At the initial stage of our independence Australia had been fortunate to have had two of the best Bangladeshi diplomats as high commissioners in Mr. Hossain Ali and Mr. S.A.M.S. Kibria, who had helped establish a close, friendly relationship with Australia. Subsequent high commissioners built on their good work. Bangladesh and Australia should exploit this relationship to each other's advantage.
Australia is a wealthy resourceful nation. Many countries of the world depend on its meat, grains, dairy products, powdered milk and processed foods. Australia should expand its trading link with Bangladesh from the meagre $100 million.

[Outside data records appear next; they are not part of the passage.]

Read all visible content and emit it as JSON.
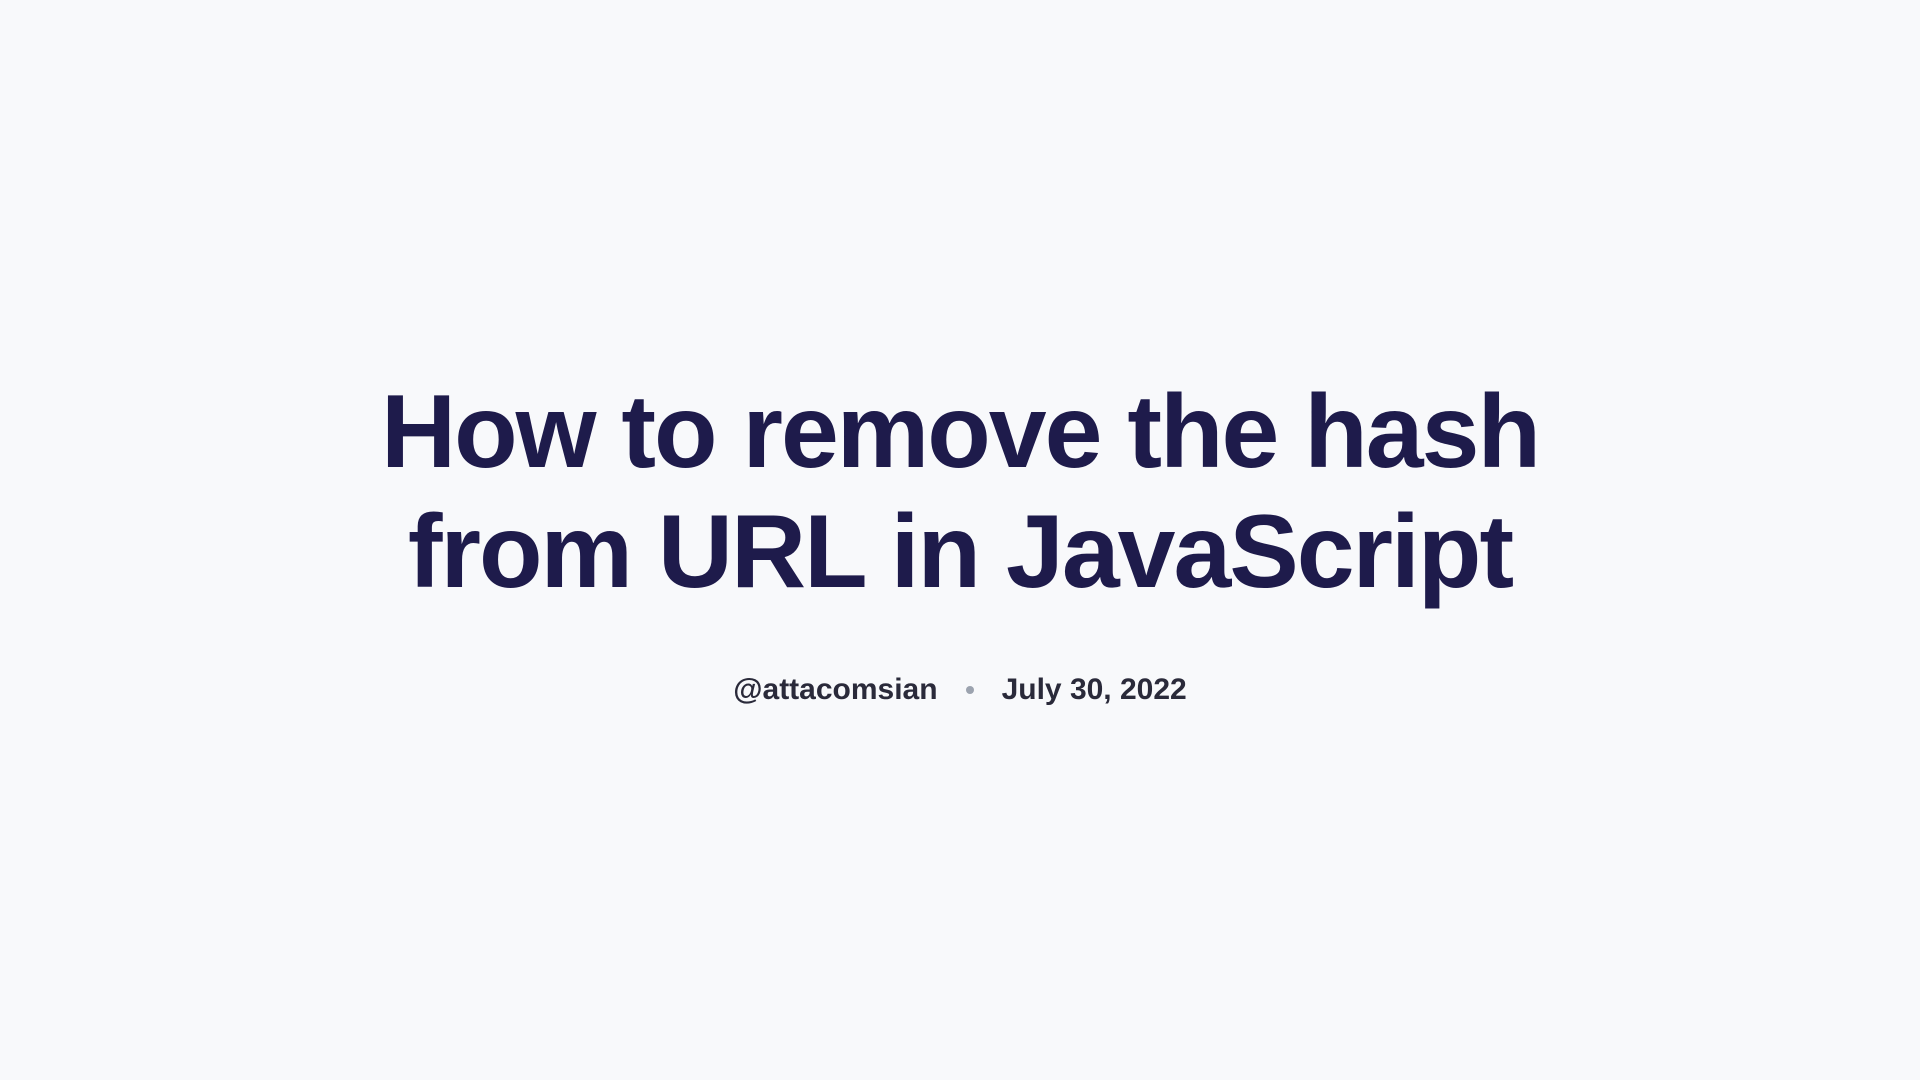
{
  "article": {
    "title": "How to remove the hash from URL in JavaScript",
    "author": "@attacomsian",
    "date": "July 30, 2022"
  }
}
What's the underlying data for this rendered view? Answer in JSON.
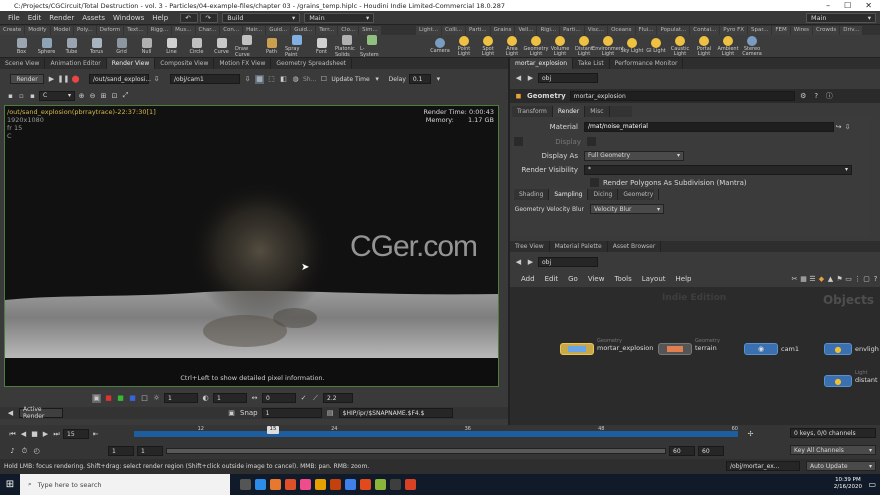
{
  "window": {
    "title": "C:/Projects/CGCircuit/Total Destruction - vol. 3 - Particles/04-example-files/chapter 03 - /grains_temp.hiplc - Houdini Indie Limited-Commercial 18.0.287"
  },
  "menu": [
    "File",
    "Edit",
    "Render",
    "Assets",
    "Windows",
    "Help"
  ],
  "desktop": {
    "build": "Build",
    "main": "Main",
    "main_right": "Main"
  },
  "shelf_tabs_left": [
    "Create",
    "Modify",
    "Model",
    "Poly...",
    "Deform",
    "Text...",
    "Rigg...",
    "Mus...",
    "Char...",
    "Con...",
    "Hair...",
    "Guid...",
    "Guid...",
    "Terr...",
    "Clo...",
    "Sim..."
  ],
  "shelf_tabs_right": [
    "Light...",
    "Colli...",
    "Parti...",
    "Grains",
    "Vell...",
    "Rigi...",
    "Parti...",
    "Visc...",
    "Oceans",
    "Flui...",
    "Populat...",
    "Contai...",
    "Pyro FX",
    "Spar...",
    "FEM",
    "Wires",
    "Crowds",
    "Driv..."
  ],
  "shelf_tools": [
    "Box",
    "Sphere",
    "Tube",
    "Torus",
    "Grid",
    "Null",
    "Line",
    "Circle",
    "Curve",
    "Draw Curve",
    "Path",
    "Spray Paint",
    "Font",
    "Platonic Solids",
    "L-System"
  ],
  "light_tools": [
    "Camera",
    "Point Light",
    "Spot Light",
    "Area Light",
    "Geometry Light",
    "Volume Light",
    "Distant Light",
    "Environment Light",
    "Sky Light",
    "GI Light",
    "Caustic Light",
    "Portal Light",
    "Ambient Light",
    "Stereo Camera"
  ],
  "left_tabs": [
    "Scene View",
    "Animation Editor",
    "Render View",
    "Composite View",
    "Motion FX View",
    "Geometry Spreadsheet"
  ],
  "render_bar": {
    "render": "Render",
    "out_path": "/out/sand_explosi...",
    "obj_path": "/obj/cam1",
    "update": "Update Time",
    "delay_label": "Delay",
    "delay": "0.1",
    "sh": "Sh...",
    "channel": "C"
  },
  "viewport": {
    "title": "/out/sand_explosion(pbrraytrace)-22:37:30[1]",
    "res": "1920x1080",
    "fr": "fr 15",
    "c": "C",
    "render_time_label": "Render Time:",
    "render_time": "0:00:43",
    "memory_label": "Memory:",
    "memory": "1.17 GB",
    "watermark": "CGer.com",
    "hint": "Ctrl+Left to show detailed pixel information."
  },
  "vp_bottom": {
    "v1": "1",
    "v2": "1",
    "v3": "0",
    "v4": "2.2"
  },
  "snap_bar": {
    "active": "Active Render",
    "snap": "Snap",
    "snap_val": "1",
    "path": "$HIP/ipr/$SNAPNAME.$F4.$"
  },
  "right_tabs": [
    "mortar_explosion",
    "Take List",
    "Performance Monitor"
  ],
  "param": {
    "obj": "obj",
    "node_type": "Geometry",
    "node_name": "mortar_explosion",
    "tabs": [
      "Transform",
      "Render",
      "Misc"
    ],
    "material_label": "Material",
    "material": "/mat/noise_material",
    "display_label": "Display",
    "display_as_label": "Display As",
    "display_as": "Full Geometry",
    "render_vis_label": "Render Visibility",
    "render_vis": "*",
    "poly_sub": "Render Polygons As Subdivision (Mantra)",
    "subtabs": [
      "Shading",
      "Sampling",
      "Dicing",
      "Geometry"
    ],
    "vel_label": "Geometry Velocity Blur",
    "vel": "Velocity Blur"
  },
  "net_tabs": [
    "Tree View",
    "Material Palette",
    "Asset Browser"
  ],
  "network": {
    "obj": "obj",
    "menu": [
      "Add",
      "Edit",
      "Go",
      "View",
      "Tools",
      "Layout",
      "Help"
    ],
    "indie": "Indie Edition",
    "objects": "Objects",
    "nodes": [
      {
        "type": "Geometry",
        "name": "mortar_explosion"
      },
      {
        "type": "Geometry",
        "name": "terrain"
      },
      {
        "type": "",
        "name": "cam1"
      },
      {
        "type": "",
        "name": "envligh"
      },
      {
        "type": "Light",
        "name": "distant"
      }
    ]
  },
  "timeline": {
    "frame": "15",
    "ticks": [
      "",
      "12",
      "",
      "24",
      "",
      "36",
      "",
      "48",
      "",
      "60"
    ],
    "start": "1",
    "start2": "1",
    "end": "60",
    "end2": "60",
    "keys": "0 keys, 0/0 channels",
    "key_all": "Key All Channels"
  },
  "status": {
    "text": "Hold LMB: focus rendering. Shift+drag: select render region (Shift+click outside image to cancel). MMB: pan. RMB: zoom.",
    "path": "/obj/mortar_ex...",
    "auto": "Auto Update"
  },
  "taskbar": {
    "search": "Type here to search",
    "time": "10:39 PM",
    "date": "2/16/2020"
  },
  "colors": {
    "accent": "#e8a23a",
    "vp_border": "#4c7d3e",
    "timeline": "#1d5ea0"
  }
}
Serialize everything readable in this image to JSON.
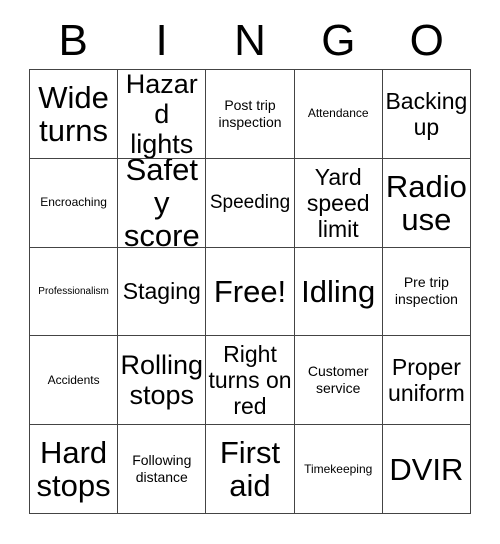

For the expansion of trade with Bangladesh, we should apprise the world of our vast consumer market of about 150 million people, that there is no language barrier in people to people communication, and the friendly nature of our people.
Bangladesh must also reform its mode of clearing incoming goods by removing excessive red tape. To back this, I wish to relate an anecdote. A few years ago, on a vacation trip to Bangladesh, my family and I decided to take some unused old garments for distribution among the poor. We took them as unaccompanied baggage. After spending one full day with the assistance of a clearing agent, payment of duties and other backdoor payments, signatures in 56 different places and the loss of a cell-phone, the two boxes were finally cleared. By the end of the day my poor new passport was like 10 years old from excessive handling over dirty and dusty places. There must be a better way.
We share High Commissioner Mr. Wilcock's optimistic view that we all get a chance to reap the benefits of Australia's Asian Century and help create a better world.

The writer is retired director of an Australian pharmaceutical company.